Además de sefardí, también era un katsa, un agente del Mossad, el servicio de inteligencia israelí, y no veía ninguna divertida ironía en el hecho de hallarse en su tierra ancestral en calidad de espía.
Vestía camisa y pantalones blancos y lucía un frondoso y bien cuidado bigote, como correspondía a su condición de comerciante jordano, establecido en El Cairo desde hacía dos años. En cuanto estuvo seguro de la dirección que tomaba Cross, extrajo un teléfono móvil del bolsillo, escribió un mensaje y lo envió, todo ello sin dejar de observar al americano y a las personas que, siguiendo su estela, se adentraban también en el bazar. No vio a nadie sospechoso, lo que no le extrañó. Apenas hacía seis horas de la llegada de Cross. Demasiado pronto para que se estableciera contacto. Al menos si se atenía al «programa» de sus anteriores viajes.
El mensaje de vuelta no tardó en llegar a su móvil. Procedía de un segundo katsa, una mujer vestida con ropajes integristas, que había entrado en el bazar desde el extremo opuesto.

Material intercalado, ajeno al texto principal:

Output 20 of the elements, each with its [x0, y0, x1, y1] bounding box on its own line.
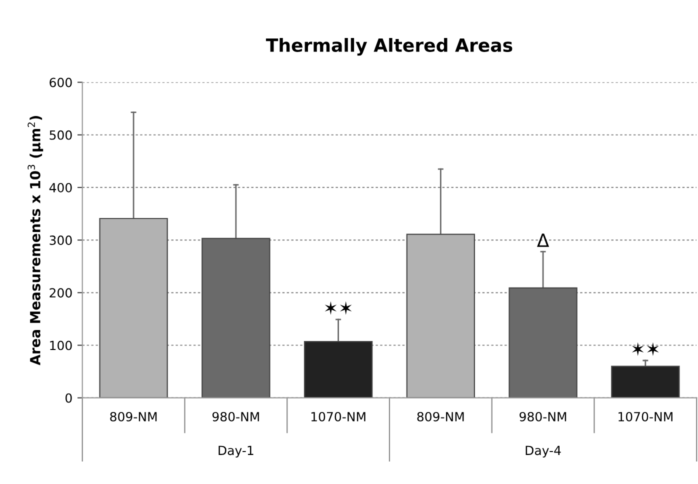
y-axis-title: Area Measurements x 10$^{3}$ (μm$^{2}$): [28, 116, 44, 366]
x-tick-label: 980-NM: [520, 412, 566, 422]
text: Day-4: [526, 446, 561, 458]
y-tick-label: 200: [50, 288, 72, 298]
text: Day-1: [218, 446, 254, 458]
y-tick-label: 400: [49, 182, 72, 192]
x-tick-label: 1070-NM: [311, 412, 366, 422]
x-tick-label: 809-NM: [417, 412, 464, 422]
y-tick-label: 300: [50, 236, 72, 245]
y-tick-label: 100: [50, 340, 72, 350]
y-tick-label: 0: [66, 393, 72, 403]
x-tick-label: 980-NM: [212, 412, 259, 422]
x-tick-label: 1070-NM: [618, 412, 672, 422]
y-tick-label: 600: [50, 78, 72, 88]
data-label: Δ: [537, 234, 550, 247]
data-label: ✶✶: [324, 301, 352, 315]
x-tick-label: 809-NM: [110, 412, 157, 422]
chart-title: Thermally Altered Areas: [266, 38, 512, 56]
data-label: ✶✶: [632, 342, 659, 356]
y-tick-label: 500: [50, 130, 72, 140]
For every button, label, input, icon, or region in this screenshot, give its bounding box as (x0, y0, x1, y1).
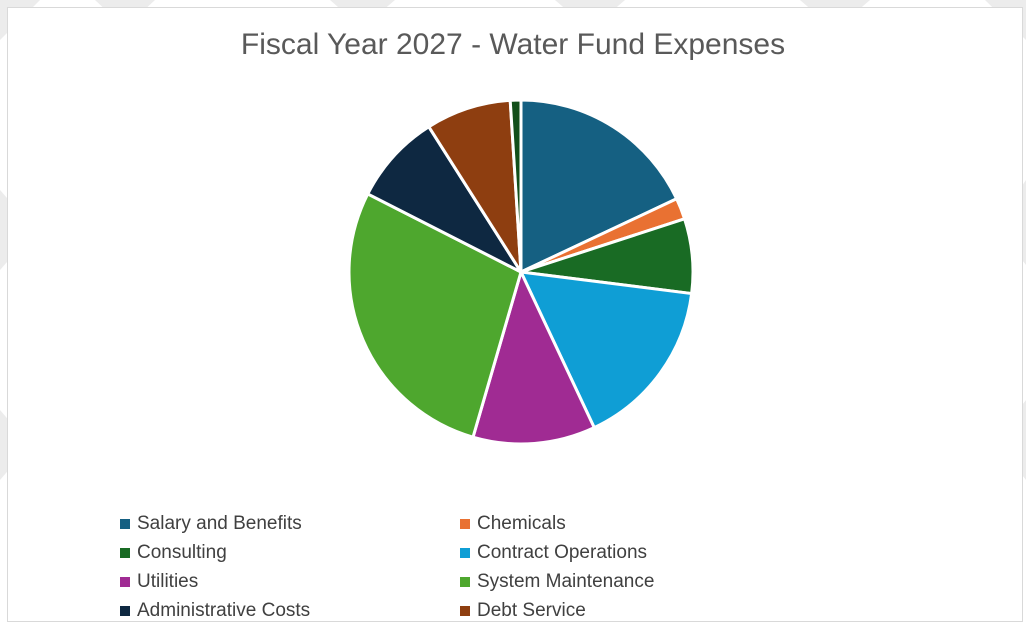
legend-label: Administrative Costs (137, 599, 311, 621)
pie-slice-4 (519, 270, 694, 430)
chart-legend: Salary and Benefits Chemicals Consulting Co… (120, 511, 720, 623)
legend-label: Consulting (137, 541, 227, 563)
pie-slice-7 (366, 125, 523, 274)
pie-slice-1 (519, 98, 679, 274)
legend-item: Consulting (120, 540, 460, 565)
pie-slices (347, 98, 695, 446)
legend-swatch (460, 605, 470, 616)
legend-swatch (460, 576, 470, 587)
legend-swatch (120, 518, 130, 529)
legend-label: Utilities (137, 570, 199, 592)
pie-slice-9 (508, 98, 523, 274)
legend-item: Administrative Costs (120, 598, 460, 623)
legend-swatch (120, 576, 130, 587)
pie-slice-6 (347, 192, 523, 439)
legend-swatch (120, 605, 130, 616)
pie-slice-5 (471, 270, 596, 446)
legend-item: Debt Service (460, 598, 720, 623)
legend-item: Salary and Benefits (120, 511, 460, 536)
legend-swatch (120, 547, 130, 558)
legend-item: System Maintenance (460, 569, 720, 594)
legend-label: System Maintenance (477, 570, 655, 592)
legend-item: Contract Operations (460, 540, 720, 565)
legend-swatch (460, 547, 470, 558)
legend-label: Debt Service (477, 599, 586, 621)
chart-title: Fiscal Year 2027 - Water Fund Expenses (240, 28, 786, 61)
legend-label: Contract Operations (477, 541, 648, 563)
legend-swatch (460, 518, 470, 529)
legend-label: Salary and Benefits (137, 512, 302, 534)
legend-item: Chemicals (460, 511, 720, 536)
legend-label: Chemicals (477, 512, 566, 534)
legend-item: Utilities (120, 569, 460, 594)
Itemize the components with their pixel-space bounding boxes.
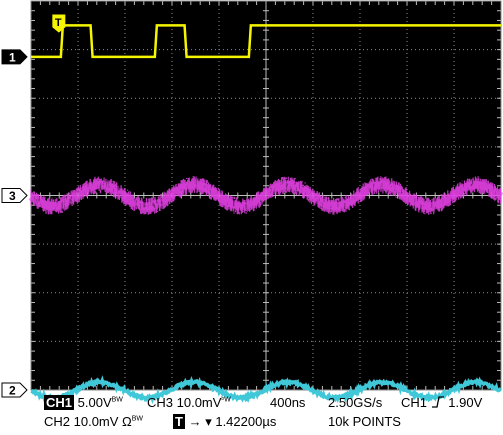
waveform-traces [28, 24, 503, 406]
trigger-position-marker[interactable]: T [52, 14, 66, 33]
trigger-marker-label: T [55, 17, 62, 29]
record-length: 10k POINTS [328, 414, 401, 429]
scope-readout: CH1 5.00VBW CH3 10.0mVᵇW 400ns 2.50GS/s … [0, 392, 503, 435]
trigger-position: 1.42200µs [215, 414, 277, 429]
ch2-bw-mark: BW [131, 415, 144, 423]
ch1-marker-label: 1 [9, 50, 16, 64]
channel-markers: 1 3 2 T [1, 14, 66, 398]
ch3-envelope [28, 180, 503, 211]
ch2-marker-label: 2 [9, 384, 16, 398]
trigger-source: CH1 [401, 395, 428, 410]
ch1-bw-mark-2: W [116, 396, 123, 404]
trigger-position-arrow: → ▾ [188, 414, 212, 429]
ch1-scale: 5.00V [77, 395, 112, 410]
trigger-marker-shape [52, 14, 66, 33]
ch3-marker-label: 3 [9, 189, 16, 203]
trigger-level: 1.90V [448, 395, 483, 410]
rising-edge-icon [431, 396, 444, 408]
ch2-scale: CH2 10.0mV [44, 414, 119, 429]
ch1-marker-shape [1, 49, 28, 65]
trigger-position-badge: T [173, 414, 185, 429]
ohm-icon: Ω [122, 414, 132, 429]
ch1-trace [31, 24, 501, 59]
ch3-scale: CH3 10.0mV [147, 395, 222, 410]
ch2-trace [30, 375, 502, 406]
ch3-bw-mark: ᵇW [221, 396, 231, 404]
ch1-ground-marker[interactable]: 1 [1, 49, 28, 65]
ch1-badge: CH1 [44, 395, 75, 410]
ch3-marker-shape [1, 188, 28, 203]
ch2-marker-shape [1, 382, 28, 398]
ch1-bw-mark: B [111, 396, 117, 404]
ch2-ground-marker[interactable]: 2 [1, 382, 28, 398]
ch3-ground-marker[interactable]: 3 [1, 188, 28, 204]
ch3-trace [28, 176, 503, 215]
sample-rate: 2.50GS/s [328, 395, 383, 410]
timebase: 400ns [270, 395, 306, 410]
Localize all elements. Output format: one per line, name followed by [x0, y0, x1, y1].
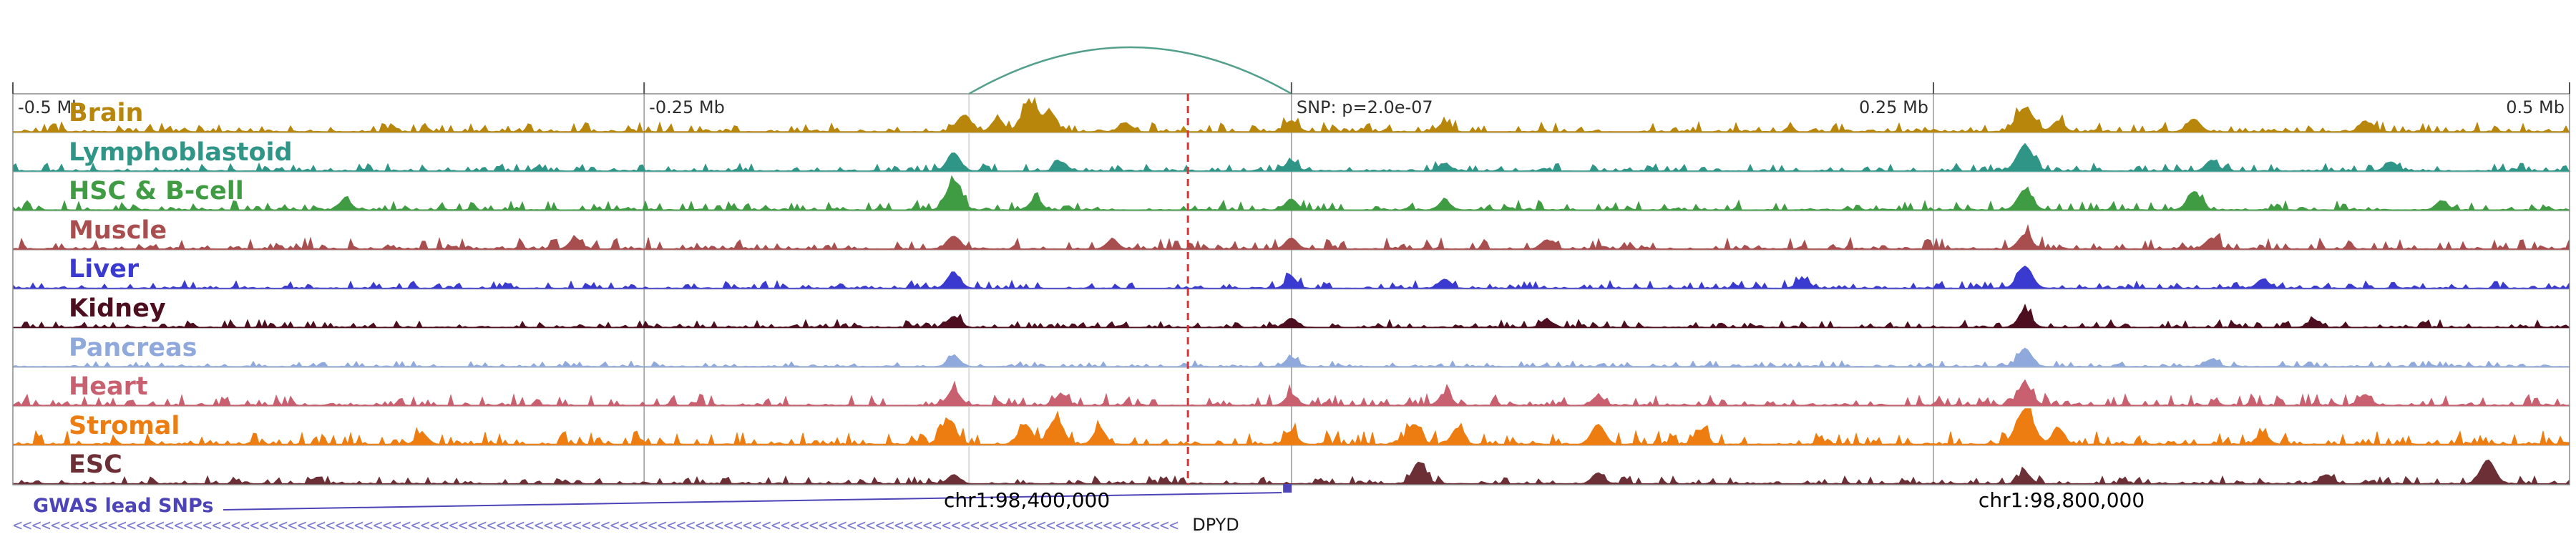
track-signal-muscle	[12, 223, 2570, 251]
gwas-snp-marker	[1283, 484, 1292, 493]
track-label-stromal: Stromal	[69, 411, 180, 440]
track-label-liver: Liver	[69, 255, 140, 284]
track-label-pancreas: Pancreas	[69, 333, 197, 362]
track-signal-brain	[12, 97, 2571, 133]
ruler-label: -0.25 Mb	[649, 97, 725, 117]
ruler-label: 0.5 Mb	[2506, 97, 2565, 117]
track-signal-pancreas	[12, 347, 2570, 367]
track-label-heart: Heart	[69, 372, 148, 402]
track-signal-kidney	[12, 304, 2571, 329]
gwas-leader-line	[223, 492, 1282, 511]
track-signal-stromal	[12, 408, 2570, 446]
gene-name-label: DPYD	[1192, 515, 1239, 535]
gwas-lead-snps-label: GWAS lead SNPs	[33, 495, 214, 517]
track-signal-heart	[12, 379, 2571, 407]
track-signal-hsc-b-cell	[12, 175, 2571, 211]
track-signal-esc	[12, 459, 2570, 485]
track-label-muscle: Muscle	[69, 216, 167, 245]
ruler-label: 0.25 Mb	[1859, 97, 1928, 117]
track-label-lymphoblastoid: Lymphoblastoid	[69, 137, 293, 167]
interaction-arc	[968, 46, 1292, 95]
ruler-label: -0.5 Mb	[18, 97, 82, 117]
track-signal-lymphoblastoid	[12, 142, 2571, 172]
track-label-hsc-b-cell: HSC & B-cell	[69, 177, 244, 206]
ruler-label: SNP: p=2.0e-07	[1297, 97, 1433, 117]
position-label-right: chr1:98,800,000	[1978, 488, 2145, 512]
track-label-brain: Brain	[69, 99, 144, 127]
gene-strand-arrows: <<<<<<<<<<<<<<<<<<<<<<<<<<<<<<<<<<<<<<<<…	[13, 517, 1179, 535]
track-signal-liver	[12, 265, 2570, 289]
track-label-esc: ESC	[69, 450, 122, 480]
position-label-left: chr1:98,400,000	[943, 488, 1111, 512]
track-label-kidney: Kidney	[69, 294, 166, 323]
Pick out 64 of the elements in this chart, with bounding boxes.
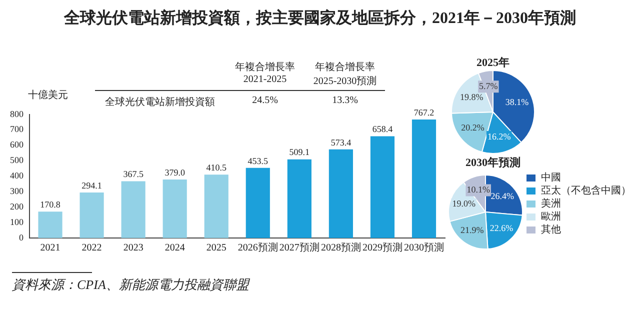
data-label: 294.1: [82, 180, 102, 190]
chart-title: 全球光伏電站新增投資額，按主要國家及地區拆分，2021年－2030年預測: [62, 8, 577, 29]
source-note: 資料來源：CPIA、新能源電力投融資聯盟: [12, 276, 249, 294]
y-tick-label: 500: [10, 155, 24, 166]
bar: [38, 212, 62, 238]
y-tick-label: 0: [19, 232, 24, 242]
bar: [328, 149, 353, 238]
y-tick-label: 700: [10, 124, 24, 134]
text: 24.5%: [251, 95, 279, 108]
data-label: 38.1%: [505, 96, 530, 107]
x-tick-label: 2028預測: [320, 242, 361, 254]
data-label: 170.8: [40, 199, 61, 210]
y-axis-title: 十億美元: [28, 88, 68, 102]
data-label: 16.2%: [487, 131, 512, 142]
bar: [80, 192, 104, 238]
data-label: 509.1: [289, 147, 310, 158]
data-label: 20.2%: [461, 122, 485, 132]
data-label: 5.7%: [479, 81, 498, 92]
y-tick-label: 800: [10, 108, 24, 119]
text: 年複合增長率 2021-2025: [234, 60, 296, 87]
bar: [162, 179, 187, 238]
data-label: 367.5: [123, 169, 144, 180]
x-tick-label: 2023: [123, 242, 144, 254]
data-label: 410.5: [206, 162, 227, 172]
y-tick-label: 400: [10, 170, 24, 181]
legend-label: 亞太（不包含中國）: [541, 184, 631, 197]
data-label: 19.0%: [452, 198, 476, 209]
data-label: 26.4%: [490, 190, 515, 201]
bar: [287, 159, 312, 238]
x-tick-label: 2022: [82, 242, 102, 254]
data-label: 379.0: [164, 167, 186, 178]
data-label: 22.6%: [490, 222, 514, 233]
chart-title: 2025年: [476, 56, 510, 70]
text: 全球光伏電站新增投資額: [104, 96, 216, 109]
data-label: 658.4: [372, 124, 394, 134]
data-label: 21.9%: [460, 224, 484, 235]
text: 13.3%: [331, 95, 359, 108]
y-tick-label: 300: [10, 186, 24, 196]
legend-label: 美洲: [541, 198, 561, 210]
x-tick-label: 2021: [40, 242, 60, 254]
chart-title: 2030年預測: [464, 156, 522, 170]
x-tick-label: 2025: [206, 242, 226, 254]
bar: [370, 136, 395, 238]
x-tick-label: 2026預測: [238, 242, 278, 254]
data-label: 10.1%: [466, 184, 490, 195]
bar: [246, 168, 270, 238]
bar: [412, 119, 436, 238]
x-tick-label: 2030預測: [404, 242, 444, 254]
y-tick-label: 200: [10, 201, 24, 212]
x-tick-label: 2029預測: [362, 242, 402, 254]
legend-label: 其他: [541, 224, 561, 236]
data-label: 453.5: [248, 156, 269, 166]
text: 年複合增長率 2025-2030預測: [312, 60, 378, 88]
legend-label: 中國: [541, 172, 561, 184]
y-tick-label: 100: [10, 216, 24, 227]
data-label: 573.4: [330, 137, 352, 148]
data-label: 19.8%: [460, 92, 484, 102]
x-tick-label: 2027預測: [279, 242, 320, 254]
data-label: 767.2: [414, 107, 434, 118]
legend-label: 歐洲: [541, 210, 561, 223]
bar: [204, 174, 228, 238]
bar: [121, 181, 146, 238]
x-tick-label: 2024: [164, 242, 185, 254]
y-tick-label: 600: [10, 140, 24, 150]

Ni siquiera alguien tan experimentado como Cross sospecharía de una mujer en aquel ambiente. Los trece años que el americano había vivido en Beirut y en El Cairo le habrían enseñado a ignorar a las mujeres, mucho más si se encontraba en un entorno islamista. Aunque, como muchas otras cosas, eso sólo era una presunción.
El agente situaba a Cross en un restaurante de la calle El Badistán. Yair se alejó del bazar en dirección a la calle Al Azhar. A la vista de la gran mezquita-universidad de cuatro alminares, guardó el móvil respondiendo a un acto reflejo, como si considerara algo más que una peligrosa provocación que un hijo del odiado Israel se encontrara a sus puertas. La de Al Azhar no era sólo una mezquita, su sheikh era la máxima autoridad religiosa del país y sus ulemas actuaban como censores e inquisidores, y se cobraban su apoyo al régimen dictatorial en forma de críticas cada vez más vehementes contra la corrupción de una sociedad que aún toleraba discotecas, clubs nocturnos, ciertas películas y determinada literatura.
Yair volvió a sacar el móvil al alejarse de la mezquita y adentrarse en una callejuela. Escribió un mensaje que ordenaba a la mujer que se dirigiera al piso franco, y a un tercer agente, que seguía en la cafetería del hotel El Hussein, que se situara al cabo de treinta minutos cerca del restaurante para vigilar la salida de Cross. El intervalo lo cubriría él mismo, aunque estaba convencido de que se trataba de una pérdida de tiempo y, lo que era peor, de una exposición innecesaria. Si Cross se atenía a pautas anteriores, no establecería contacto el primer día. Quizá ni siquiera el segundo. Claro que, probablemente, no era él quien marcaba las pautas, puede que incluso ignorara el momento elegido. Era una cosa de locos. No sólo debían preocuparse de Cross y del Moukhabarat, el torpe pero peligroso servicio secreto egipcio, sino que el mayor riesgo procedía de una fuente invisible. En esas condiciones, la misión estaba casi condenada al fracaso...
«¿En qué diablos estaba pensando el Instituto?», volvió a rezongar Yair para sí, y se acarició nerviosamente el bigote mientras atravesaba el zoco de Khan el Khalili.